Он отрицательно покачал головой:

– Живы, но стали эскалантами!

Видя мое недоумение, он разъяснил суть своей отцовской трагедии. Старший сын подавал большие надежды в архитектуре, младший – на поэтическом поприще. Первый от реальных заказов, которые не удовлетворяли его, перешел на урбафантин и конструктол и теперь возводит целые города – воображаемые. Так же протекала эскалация у младшего отпрыска: лиронал, поэматол, сонетал, а теперь вместо того, чтобы творить, он глотает психимикаты, стало быть, навсегда потерян для реального мира.

– На какие же средства они оба живут? – полюбопытствовал я.

– И вы еще спрашиваете? На мои, разумеется!

– И ничего нельзя сделать?

– Мечта, если дать ей волю, всегда одолеет реальность. Псивилизация требует жертв. Все мы через это прошли – даже я. Ведь и самое безнадежное дело нетрудно выиграть перед несуществующим трибуналом!

Смакуя молодое, терпкое кьянти, я вдруг застыл, пораженный ужасной догадкой: если можно писать иллюзорные стихотворения и возводить несуществующие дома, то почему нельзя есть и пить миражи? Адвокат, узнав о моих опасениях, рассмеялся:

– О, это нам не грозит, господин Тихий! Призрак успеха насытит дух, но призрачная котлета не наполнит желудка. Тот, кто захотел бы так жить, скоро умер бы с голоду!

Я, хотя и сочувствовал ему, как отцу сыновей-эскалантов, вздохнул с облегчением. Действительно, мнимая пища никогда не заменит реальную. Хорошо, что сама природа ставит преграду психофармакологической эскалации. Между прочим: адвокат тоже подозрительно громко дышит.

О том, как дошло до разоружения, я по-прежнему ничего не знаю. Межгосударственные конфликты остались в прошлом. Случаются, правда, локальные, небольшие робитвы – обычно из-за соседских споров в районах пригородных вилл. Когда повздорившие семьи принимают кооперин и мирятся, их роботы, с обычным для автоматов запаздыванием восприняв флюиды враждебности, бьются стенка на стенку. Потом компостер вывозит трупье, а издержки возмещает страховая компания. Неужели роботы унаследовали от нас агрессивность? Я проглотил бы любой труд на эту тему, но где его взять? Почти ежедневно бываю у Симингтонов. Он – интроверт и скуп на слова, она – женщина неописуемой красоты; неописуемой, потому что меняется каждый день. Все совершенно другое – глаза, волосы, ноги, фигура. Их собаку зовут Киберняжка. Она уже три года как умерла.
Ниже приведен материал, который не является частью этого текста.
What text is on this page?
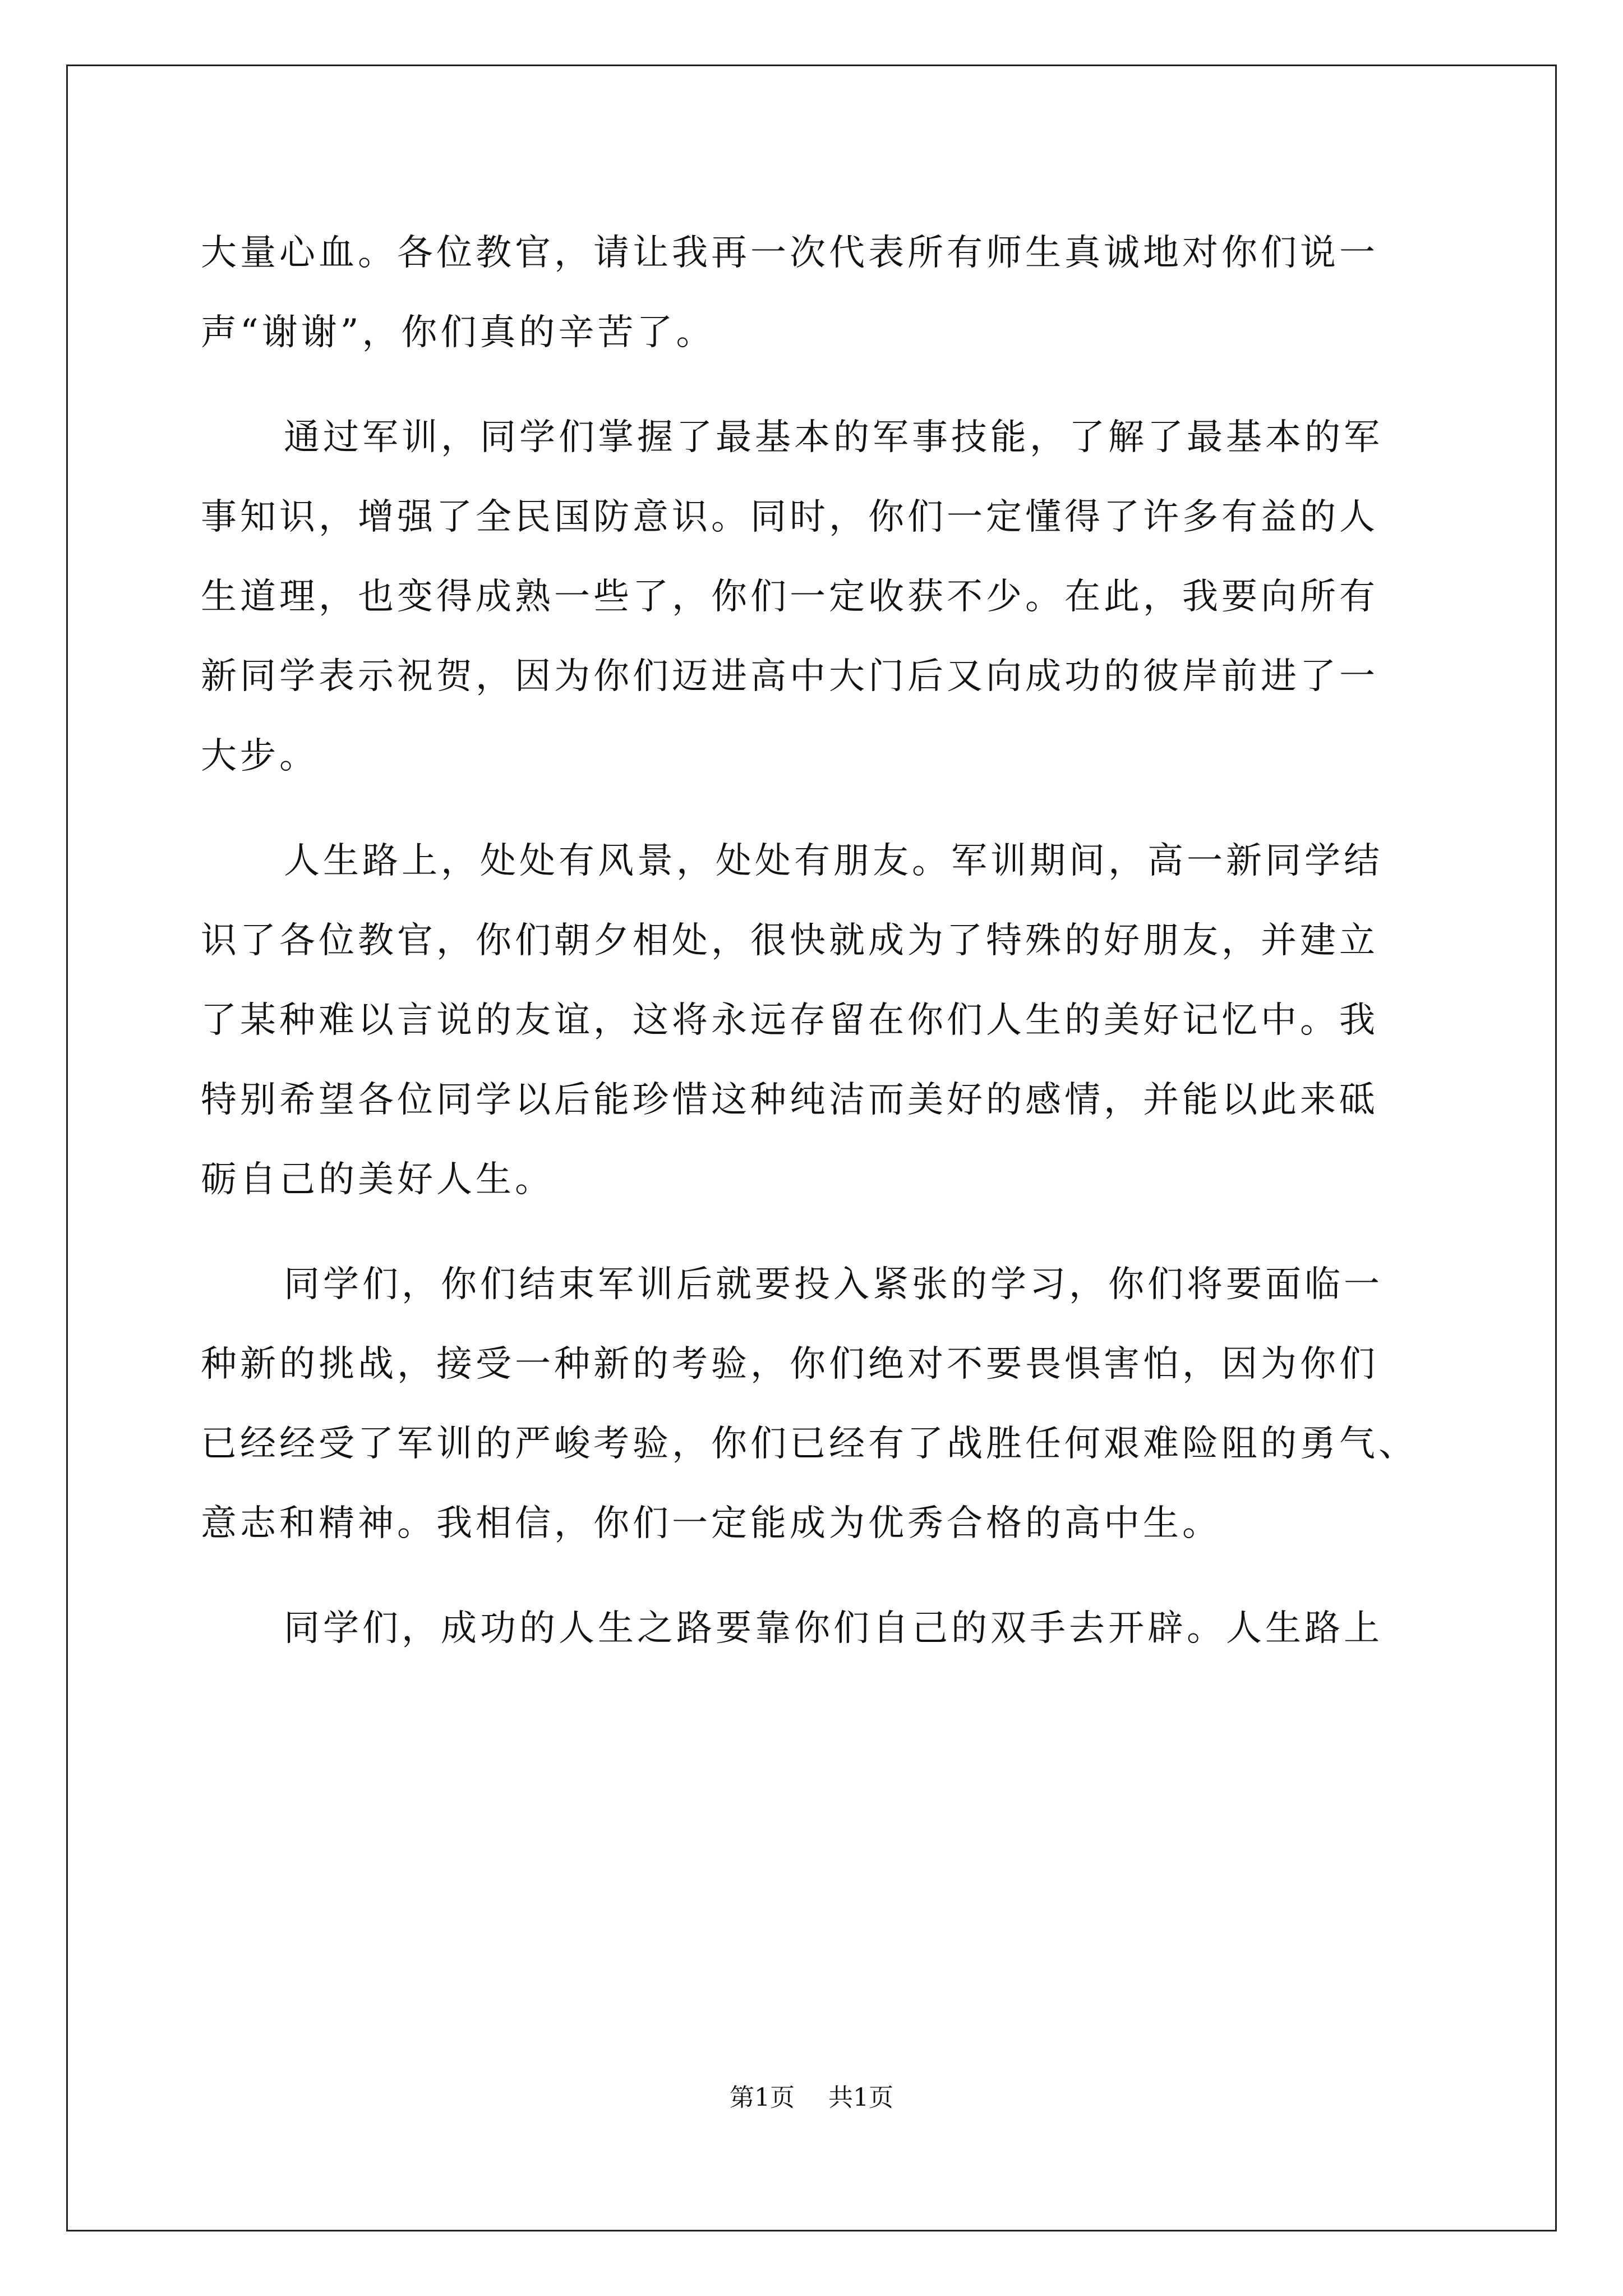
大量心血。各位教官，请让我再一次代表所有师生真诚地对你们说一
声“谢谢”，你们真的辛苦了。
通过军训，同学们掌握了最基本的军事技能，了解了最基本的军
事知识，增强了全民国防意识。同时，你们一定懂得了许多有益的人
生道理，也变得成熟一些了，你们一定收获不少。在此，我要向所有
新同学表示祝贺，因为你们迈进高中大门后又向成功的彼岸前进了一
大步。
人生路上，处处有风景，处处有朋友。军训期间，高一新同学结
识了各位教官，你们朝夕相处，很快就成为了特殊的好朋友，并建立
了某种难以言说的友谊，这将永远存留在你们人生的美好记忆中。我
特别希望各位同学以后能珍惜这种纯洁而美好的感情，并能以此来砥
砺自己的美好人生。
同学们，你们结束军训后就要投入紧张的学习，你们将要面临一
种新的挑战，接受一种新的考验，你们绝对不要畏惧害怕，因为你们
已经经受了军训的严峻考验，你们已经有了战胜任何艰难险阻的勇气、
意志和精神。我相信，你们一定能成为优秀合格的高中生。
同学们，成功的人生之路要靠你们自己的双手去开辟。人生路上
第1页 共1页
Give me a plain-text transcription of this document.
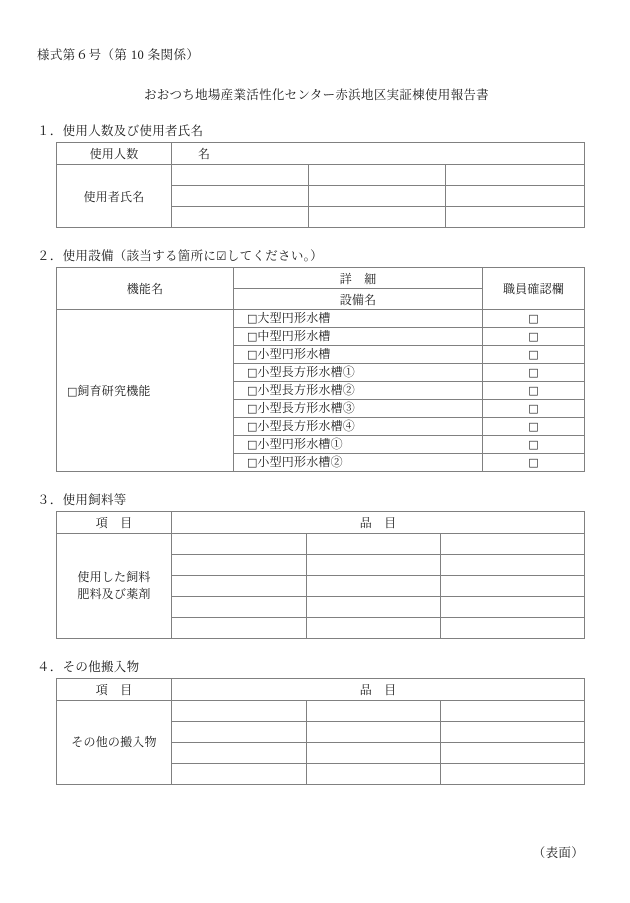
様式第６号（第 10 条関係）
おおつち地場産業活性化センター赤浜地区実証棟使用報告書
１．使用人数及び使用者氏名
使用人数	名		
使用者氏名			

２．使用設備（該当する箇所に☑してください。）
機能名	詳　細	職員確認欄
	設備名	
□飼育研究機能	□大型円形水槽	□
	□中型円形水槽	□
	□小型円形水槽	□
	□小型長方形水槽①	□
	□小型長方形水槽②	□
	□小型長方形水槽③	□
	□小型長方形水槽④	□
	□小型円形水槽①	□
	□小型円形水槽②	□
３．使用飼料等
項　目	品　目		
使用した飼料
肥料及び薬剤			

４．その他搬入物
項　目	品　目		
その他の搬入物			

（表面）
11.IХ.2039. Дождь, запрограммированный на самый полдень, не удался. А уж радуга – просто неслыханно – квадратная! Настроение хуже некуда. Я опять одержим прежней навязчивой идеей. Засыпая, все думаю: не галлюцинация ли это? Почему-то хочется заказать сниво о седлании крыс. Седла, подпруги, мягкая шерсть постоянно перед глазами. Тоска по утраченным навсегда временам хаоса в эпоху безмятежной гармонии? Неисповедима душа человеческая! Фирма, где работает Симингтон, называется "Прокрустикс инкорпорейтед". Сегодня у него в кабинете листал иллюстрированный каталог. Какие-то механические пилы или станки. А я представлял его скорее архитектором, чем инженером. По ревизору интереснейшая передача; похоже, назревает конфликт между ревизией и псивизией. Псивизия – это "программы почтой", доставляемые на дом в таблетках. Себестоимость намного ниже. На образовательном канале – лекция по военной истории профессора Эллисона. Начало психимической эры было тревожным. Появилось настоящее сверхоружие в виде аэрозоля – криптобеллин, тот, кто его вдыхал, сам бежал за веревкой и вязал себя по рукам и ногам. Однако при испытаниях оказалось, что любое противоядие тут бесполезно, фильтры тоже не помогают, так что вязали себя все поголовно, и пользы от этого не было никому. После тактических учений 2004 года и "красные", и "синие" валялись на поле боя вповалку – все до единого в путах. Я не сводил с лектора глаз, ожидая сенсационных сведений о разоружении; но об этом – ни слова. Сегодня пошел наконец к психодиетику. Тот посоветовал изменить рацион и прописал небылин с пиеталом. Чтобы я забыл о прежней жизни? Вышел на улицу и выкинул все препараты. Можно еще купить духостат, его теперь вовсю рекламируют, но что-то мешает мне; никак не могу решиться. Через открытое окно – модный, глупейший шлягер: "Мы безродные ребята, разбитные автоматы". Никакого дезакустина! Вата в ушах ничуть не хуже, если хорошенько скатать.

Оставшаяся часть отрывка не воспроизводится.